Political polarization in the frequency British newspapers mention scientists with different views on COVID-19
Summary
This paper investigates whether the political leaning of UK newspapers shapes which COVID-19 scientists they cite, focusing on two opposing expert camps: signatories of the Great Barrington Declaration (GBD, favouring less precautionary non-pharmacological interventions) and authors of the John Snow Memorandum (JSM, favouring more precautionary measures). Combining MediaCloud mention counts across ten national newspapers with bibliometric co-authorship mapping and Twitter link-sharing analysis, the authors show that right-leaning outlets disproportionately cite GBD scientists while left-leaning outlets disproportionately cite JSM scientists, and that the two camps remain largely separated in academic and social media networks as well. They argue this reflects a political use of science by partisan media rather than political bias among the scientists themselves, and emphasise that — unlike many US cases — both UK groups consist of mainstream, credentialed researchers rather than fringe or misinformation-adjacent figures.
Key Contributions
- Empirical evidence of polarized media sourcing of scientists in UK COVID-19 coverage, extending a largely US-centric literature.
- A distinction between the UK case (mainstream scientists with differing precautionary views) and US polarization patterns that often involve fringe actors.
- A triangulated methodology combining media mention counts, co-authorship networks, and Twitter sharing of scientific publications.
- A conceptual reframing — drawing on Floridi — of polarization as media political use of science rather than scientists’ political bias.
Methods
The authors performed Boolean searches in MediaCloud UK National (Jan 2020–Oct 2021) for the 46 GBD signatories and 15 JSM-letter authors, filtering by COVID terms and institutional identifiers to disambiguate homonyms. Newspapers were classified by Brexit stance, 2019 election endorsement, and overall leaning; mention ratios were tested with two-tailed Fisher’s exact tests and Benjamini–Hochberg correction.
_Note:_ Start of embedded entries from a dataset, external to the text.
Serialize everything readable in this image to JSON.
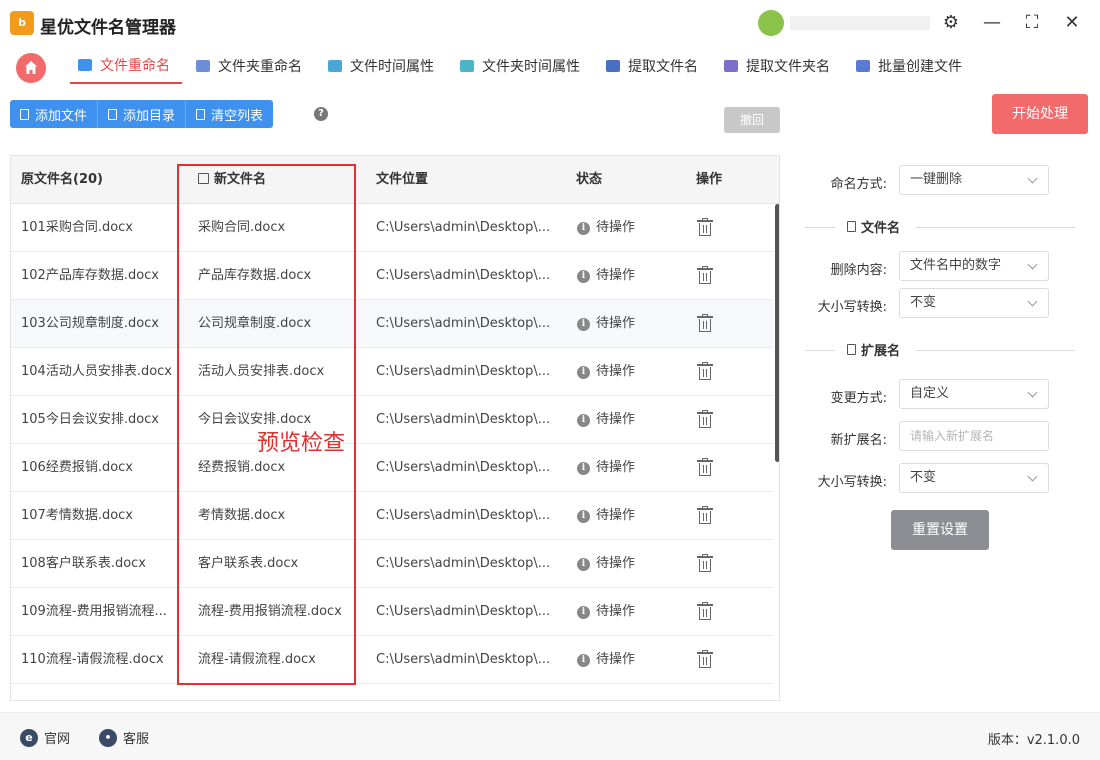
{
  "app": {
    "title": "星优文件名管理器",
    "logo_text": "b"
  },
  "window_controls": {
    "settings": "⚙",
    "minimize": "—",
    "maximize": "⛶",
    "close": "✕"
  },
  "tabs": [
    {
      "label": "文件重命名",
      "active": true,
      "icon": "file-rename-icon",
      "color": "#3f91f0"
    },
    {
      "label": "文件夹重命名",
      "active": false,
      "icon": "folder-rename-icon",
      "color": "#6a8ed8"
    },
    {
      "label": "文件时间属性",
      "active": false,
      "icon": "file-time-icon",
      "color": "#49a7d6"
    },
    {
      "label": "文件夹时间属性",
      "active": false,
      "icon": "folder-time-icon",
      "color": "#4cb4c9"
    },
    {
      "label": "提取文件名",
      "active": false,
      "icon": "extract-filename-icon",
      "color": "#4a6fc2"
    },
    {
      "label": "提取文件夹名",
      "active": false,
      "icon": "extract-foldername-icon",
      "color": "#7d6cc9"
    },
    {
      "label": "批量创建文件",
      "active": false,
      "icon": "batch-create-icon",
      "color": "#5a7ad6"
    }
  ],
  "toolbar": {
    "add_file": "添加文件",
    "add_dir": "添加目录",
    "clear_list": "清空列表",
    "help": "?",
    "undo": "撤回",
    "start": "开始处理"
  },
  "table": {
    "headers": {
      "original": "原文件名(20)",
      "new_name": "新文件名",
      "location": "文件位置",
      "status": "状态",
      "action": "操作"
    },
    "rows": [
      {
        "original": "101采购合同.docx",
        "new_name": "采购合同.docx",
        "location": "C:\\Users\\admin\\Desktop\\...",
        "status": "待操作"
      },
      {
        "original": "102产品库存数据.docx",
        "new_name": "产品库存数据.docx",
        "location": "C:\\Users\\admin\\Desktop\\...",
        "status": "待操作"
      },
      {
        "original": "103公司规章制度.docx",
        "new_name": "公司规章制度.docx",
        "location": "C:\\Users\\admin\\Desktop\\...",
        "status": "待操作"
      },
      {
        "original": "104活动人员安排表.docx",
        "new_name": "活动人员安排表.docx",
        "location": "C:\\Users\\admin\\Desktop\\...",
        "status": "待操作"
      },
      {
        "original": "105今日会议安排.docx",
        "new_name": "今日会议安排.docx",
        "location": "C:\\Users\\admin\\Desktop\\...",
        "status": "待操作"
      },
      {
        "original": "106经费报销.docx",
        "new_name": "经费报销.docx",
        "location": "C:\\Users\\admin\\Desktop\\...",
        "status": "待操作"
      },
      {
        "original": "107考情数据.docx",
        "new_name": "考情数据.docx",
        "location": "C:\\Users\\admin\\Desktop\\...",
        "status": "待操作"
      },
      {
        "original": "108客户联系表.docx",
        "new_name": "客户联系表.docx",
        "location": "C:\\Users\\admin\\Desktop\\...",
        "status": "待操作"
      },
      {
        "original": "109流程-费用报销流程...",
        "new_name": "流程-费用报销流程.docx",
        "location": "C:\\Users\\admin\\Desktop\\...",
        "status": "待操作"
      },
      {
        "original": "110流程-请假流程.docx",
        "new_name": "流程-请假流程.docx",
        "location": "C:\\Users\\admin\\Desktop\\...",
        "status": "待操作"
      }
    ],
    "highlighted_row": 2
  },
  "annotation": "预览检查",
  "panel": {
    "naming_method_label": "命名方式:",
    "naming_method_value": "一键删除",
    "filename_section": "文件名",
    "delete_content_label": "删除内容:",
    "delete_content_value": "文件名中的数字",
    "case_label_1": "大小写转换:",
    "case_value_1": "不变",
    "extension_section": "扩展名",
    "change_method_label": "变更方式:",
    "change_method_value": "自定义",
    "new_ext_label": "新扩展名:",
    "new_ext_placeholder": "请输入新扩展名",
    "case_label_2": "大小写转换:",
    "case_value_2": "不变",
    "reset": "重置设置"
  },
  "footer": {
    "website": "官网",
    "support": "客服",
    "version": "版本：v2.1.0.0"
  },
  "colors": {
    "accent_red": "#f26a6a",
    "primary_blue": "#3f91f0",
    "annotation_red": "#e03030"
  }
}
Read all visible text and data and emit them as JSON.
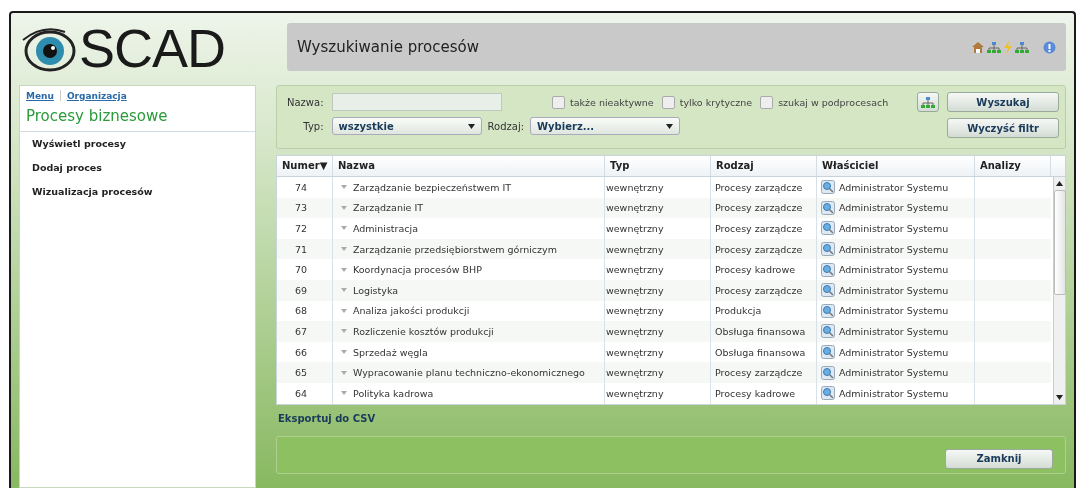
{
  "logo": {
    "text": "SCAD"
  },
  "header": {
    "title": "Wyszukiwanie procesów"
  },
  "sidebar": {
    "links": [
      "Menu",
      "Organizacja"
    ],
    "title": "Procesy biznesowe",
    "items": [
      "Wyświetl procesy",
      "Dodaj proces",
      "Wizualizacja procesów"
    ]
  },
  "filters": {
    "name_label": "Nazwa:",
    "type_label": "Typ:",
    "type_value": "wszystkie",
    "kind_label": "Rodzaj:",
    "kind_value": "Wybierz...",
    "checkboxes": [
      {
        "label": "także nieaktywne",
        "checked": false
      },
      {
        "label": "tylko krytyczne",
        "checked": false
      },
      {
        "label": "szukaj w podprocesach",
        "checked": false
      }
    ],
    "buttons": [
      "Wyszukaj",
      "Wyczyść filtr"
    ]
  },
  "table": {
    "columns": [
      {
        "label": "Numer",
        "sort": "▼"
      },
      {
        "label": "Nazwa"
      },
      {
        "label": "Typ"
      },
      {
        "label": "Rodzaj"
      },
      {
        "label": "Właściciel"
      },
      {
        "label": "Analizy"
      }
    ],
    "rows": [
      {
        "number": "74",
        "name": "Zarządzanie bezpieczeństwem IT",
        "type": "wewnętrzny",
        "kind": "Procesy zarządcze",
        "owner": "Administrator Systemu"
      },
      {
        "number": "73",
        "name": "Zarządzanie IT",
        "type": "wewnętrzny",
        "kind": "Procesy zarządcze",
        "owner": "Administrator Systemu"
      },
      {
        "number": "72",
        "name": "Administracja",
        "type": "wewnętrzny",
        "kind": "Procesy zarządcze",
        "owner": "Administrator Systemu"
      },
      {
        "number": "71",
        "name": "Zarządzanie przedsiębiorstwem górniczym",
        "type": "wewnętrzny",
        "kind": "Procesy zarządcze",
        "owner": "Administrator Systemu"
      },
      {
        "number": "70",
        "name": "Koordynacja procesów BHP",
        "type": "wewnętrzny",
        "kind": "Procesy kadrowe",
        "owner": "Administrator Systemu"
      },
      {
        "number": "69",
        "name": "Logistyka",
        "type": "wewnętrzny",
        "kind": "Procesy zarządcze",
        "owner": "Administrator Systemu"
      },
      {
        "number": "68",
        "name": "Analiza jakości produkcji",
        "type": "wewnętrzny",
        "kind": "Produkcja",
        "owner": "Administrator Systemu"
      },
      {
        "number": "67",
        "name": "Rozliczenie kosztów produkcji",
        "type": "wewnętrzny",
        "kind": "Obsługa finansowa",
        "owner": "Administrator Systemu"
      },
      {
        "number": "66",
        "name": "Sprzedaż węgla",
        "type": "wewnętrzny",
        "kind": "Obsługa finansowa",
        "owner": "Administrator Systemu"
      },
      {
        "number": "65",
        "name": "Wypracowanie planu techniczno-ekonomicznego",
        "type": "wewnętrzny",
        "kind": "Procesy zarządcze",
        "owner": "Administrator Systemu"
      },
      {
        "number": "64",
        "name": "Polityka kadrowa",
        "type": "wewnętrzny",
        "kind": "Procesy kadrowe",
        "owner": "Administrator Systemu"
      }
    ]
  },
  "export_link": "Eksportuj do CSV",
  "footer": {
    "button": "Zamknij"
  }
}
They mapped 2020–2021 Web of Science co-authorship networks via VOSviewer, and used the Twitter academic API to extract scientific publications shared at least three times by 17 UK-based scientists from the two camps.
Findings
- 910 articles mentioned GBD signatories versus 2,553 mentioning JSM authors across UK national news.
- GBD/JSM mention ratios were 1.343 (Telegraph) and 0.868 (Express) at the right end versus 0.195 (Guardian) and 0.248 (Mirror) at the left, with several outlets significantly deviating from expected ratios (p<0.01 corrected).
- Co-authorship analysis showed a single connected cluster composed exclusively of JSM authors; GBD authors did not co-publish meaningfully with each other or with JSM authors during the period.
- On Twitter, the less-precautionary group shared 78 unique scientific publications and the more-precautionary group 133, with only one paper shared across both groups.
- Most-tweeted papers were typically authored by members of the sharing group, suggesting in-group self-promotion rather than cross-camp scientific dialogue.
- Shared publications showed no misinformation “red flags” (only one retraction), supporting the claim that both camps are mainstream science.
Connections
This paper contributes to a body of work on partisan asymmetries in media information ecosystems and audience exposure, resonating with foundational findings on ideological segregation in news sharing such as Bakshy2015-rn. Its focus on COVID-era science communication and the boundary between legitimate disagreement and problematic health information connects loosely to studies of fringe and misinformation actors like Efstratiou2025-gs and Efstratiou2026-ij, by contrast clarifying that the UK case sits on the legitimate-disagreement side of that boundary. The triangulation of bibliometric and social-media network evidence also shares methodological sensibilities with cross-platform polarization studies such as Bruns2023-039725ce.